The Third Estate | The French Revolution

The first two estates included only a small fraction of the French nation; over 97 percent of the population fell within the third estate. Most of these commoners were peasants, whose status was in some respects more favorable in France than anywhere else in Europe.

Serfdom, still prevalent in central and eastern Europe, had disappeared almost entirely. While enclosures were gradually pushing small farmers off the land in England, small peasant holdings existed by the millions in France.

Nevertheless, rural misery was widespread. The peasants did not understand the many wars in which France had been engaged, which had led to heavier taxation, but they could see how the nobility and clergy lived lavishly while they themselves existed at the subsistence level.

This was especially so when, faced by rapid population growth, the peasantry had little or no surplus agricultural produce to sell. Although the degree of agrarian distress varied greatly from province to province, the overall picture was bleak. Part of the trouble lay with such economic fundamentals as backward methods of farming, the shortage of land, and overpopulation.

Vast areas were not cultivated at all or lay fallow every second or third year in accordance with medieval practice. Landless peasants drifted to the cities or turned to brigandage, and the constantly increasing rural population simply could not find steady employment or a decent livelihood.

Financially the peasants saw themselves as in decline. Inflation hurt them; most farmers found that the prices of the products they sold rose less swiftly than those of the goods they had to buy. Moreover, the peasants owed a heavy burden of taxes and other obligations—the tithe to the church, feudal and manorial dues to the nobility, and to the state a land tax, an income tax, a poll tax, and other duties, of which the most widely detested was the gabelle, the obligatory payment of a salt tax to financiers who acted as government agents and usually overcharged.

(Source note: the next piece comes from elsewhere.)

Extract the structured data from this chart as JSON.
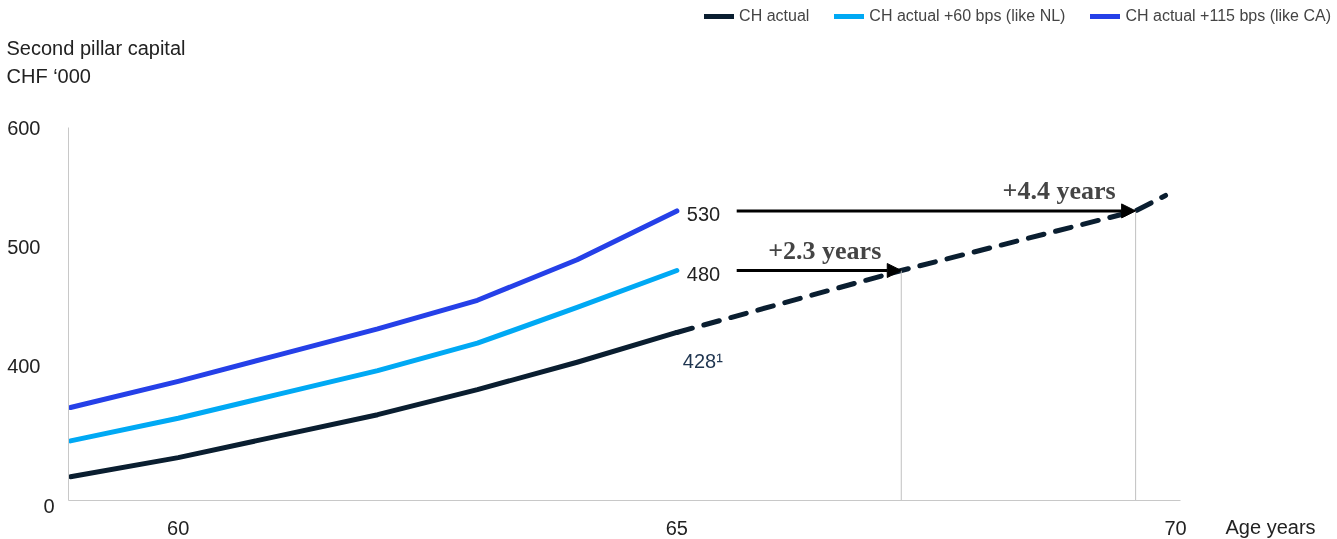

Unemployment and poverty had created a revolutionary temper among the peasants. But they did not demand a change in the form of government. They most emphatically wanted more land, if need be at the expense of the clergy and the nobility; they wanted an end to obsolete manorial dues; and they wanted relief from a system of taxation that bore hardest upon those who could least afford to pay.

The other members of the third estate—the urban workers and the bourgeoisie—were also increasingly alienated. Nearly every major city was faced with discontented wage earners and apprentices who were seriously disadvantaged by the pinch of rising prices. This was especially true of day laborers, who were not allowed to organize unions and who turned to badly led strikes.

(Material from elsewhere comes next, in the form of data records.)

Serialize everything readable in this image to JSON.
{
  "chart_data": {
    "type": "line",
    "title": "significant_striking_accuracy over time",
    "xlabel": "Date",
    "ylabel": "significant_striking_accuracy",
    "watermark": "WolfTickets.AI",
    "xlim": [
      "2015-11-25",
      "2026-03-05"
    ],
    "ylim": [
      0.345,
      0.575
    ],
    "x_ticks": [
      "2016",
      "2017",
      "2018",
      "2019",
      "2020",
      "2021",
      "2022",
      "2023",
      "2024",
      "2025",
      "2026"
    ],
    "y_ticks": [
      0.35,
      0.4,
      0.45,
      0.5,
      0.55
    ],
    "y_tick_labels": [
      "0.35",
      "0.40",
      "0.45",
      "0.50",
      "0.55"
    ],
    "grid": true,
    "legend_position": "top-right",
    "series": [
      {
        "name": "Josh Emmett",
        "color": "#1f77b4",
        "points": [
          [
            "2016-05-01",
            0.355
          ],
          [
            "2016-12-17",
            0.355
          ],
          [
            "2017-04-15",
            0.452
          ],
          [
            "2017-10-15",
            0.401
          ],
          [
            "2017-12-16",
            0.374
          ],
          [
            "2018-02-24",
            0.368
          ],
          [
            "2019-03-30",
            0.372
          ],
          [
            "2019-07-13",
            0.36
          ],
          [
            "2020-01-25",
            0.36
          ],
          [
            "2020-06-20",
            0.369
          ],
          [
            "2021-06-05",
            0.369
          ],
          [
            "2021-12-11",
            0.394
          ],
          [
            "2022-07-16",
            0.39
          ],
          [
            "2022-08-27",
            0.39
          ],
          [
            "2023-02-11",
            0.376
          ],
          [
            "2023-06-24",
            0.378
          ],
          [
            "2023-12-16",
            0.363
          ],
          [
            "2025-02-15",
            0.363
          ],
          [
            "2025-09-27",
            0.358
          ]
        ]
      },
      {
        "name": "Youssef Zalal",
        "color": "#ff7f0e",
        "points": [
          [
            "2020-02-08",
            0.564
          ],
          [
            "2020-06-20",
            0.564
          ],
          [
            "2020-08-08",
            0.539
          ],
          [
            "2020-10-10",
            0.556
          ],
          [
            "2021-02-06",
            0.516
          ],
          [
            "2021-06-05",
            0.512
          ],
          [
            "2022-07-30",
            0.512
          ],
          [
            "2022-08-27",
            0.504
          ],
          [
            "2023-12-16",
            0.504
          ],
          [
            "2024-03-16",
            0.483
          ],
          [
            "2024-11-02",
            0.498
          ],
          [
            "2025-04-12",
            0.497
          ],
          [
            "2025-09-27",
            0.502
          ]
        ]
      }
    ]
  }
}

Apprentices and journeymen found their way blocked along the normal if slow path to master carpenter, bookbinder, or ribbon weaver, and these groups as well as stocking-frame weavers, journeymen hatters, dyers, and workers in the building trades resorted to strikes.

The working classes, who had seen themselves as divided into distinct groups, were now beginning to think of their problems in common despite their specialized trades or the gap between semiskilled, manual, and technically trained workers. In time this group, known as the sans-culottes (those without knee breeches), were united by a common fear that they could not buy bread and would starve.

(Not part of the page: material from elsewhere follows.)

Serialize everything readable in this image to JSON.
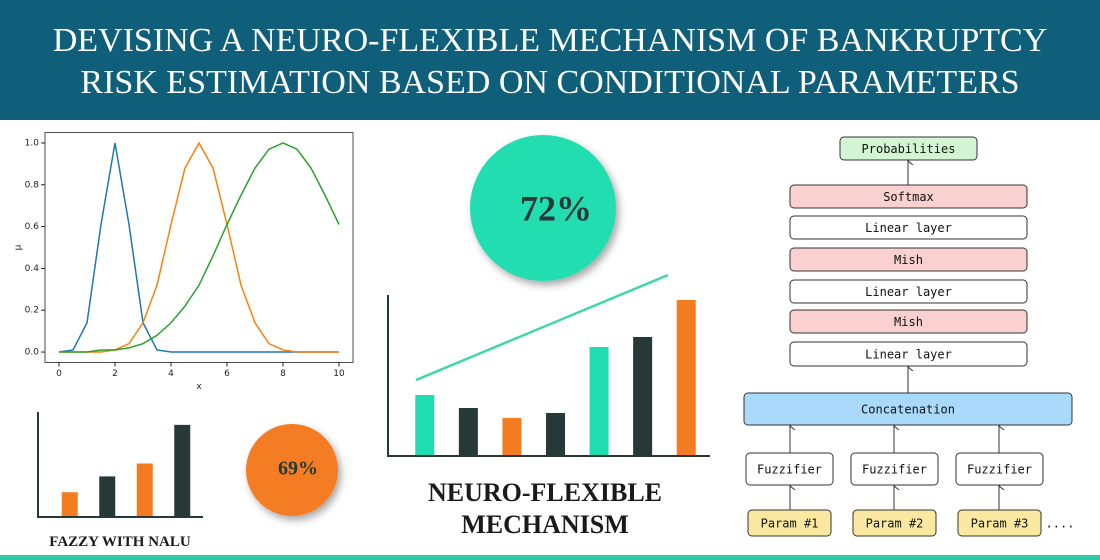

However, it was the bourgeoisie that focused these discontents and ultimately provided the leadership. The bourgeoisie included people of varied resources and interests—rich merchants and bankers in the cities, storekeepers and lawyers in country towns and villages, doctors and other professionals, and thousands upon thousands of crafts workers running their own little businesses. The bourgeoisie suffered fewer hardships than the peasants and workers did, but they resented the abuses of the Old Regime perhaps even more keenly.

Though they paid a smaller proportion of their incomes in taxes, they violently denounced the inequality of tax assessments. They found it galling to be snubbed by the nobility, treated as second- class subjects by the monarchy, and excluded from posts of power in government, church, and army.

Wealthier, better-educated, and more articulate than the peasants and wage earners, the middle class at first took the lead in formulating the grievances of the entire third estate. These grievances were compiled in statements called cahiers and were submitted to the Estates General in 1789.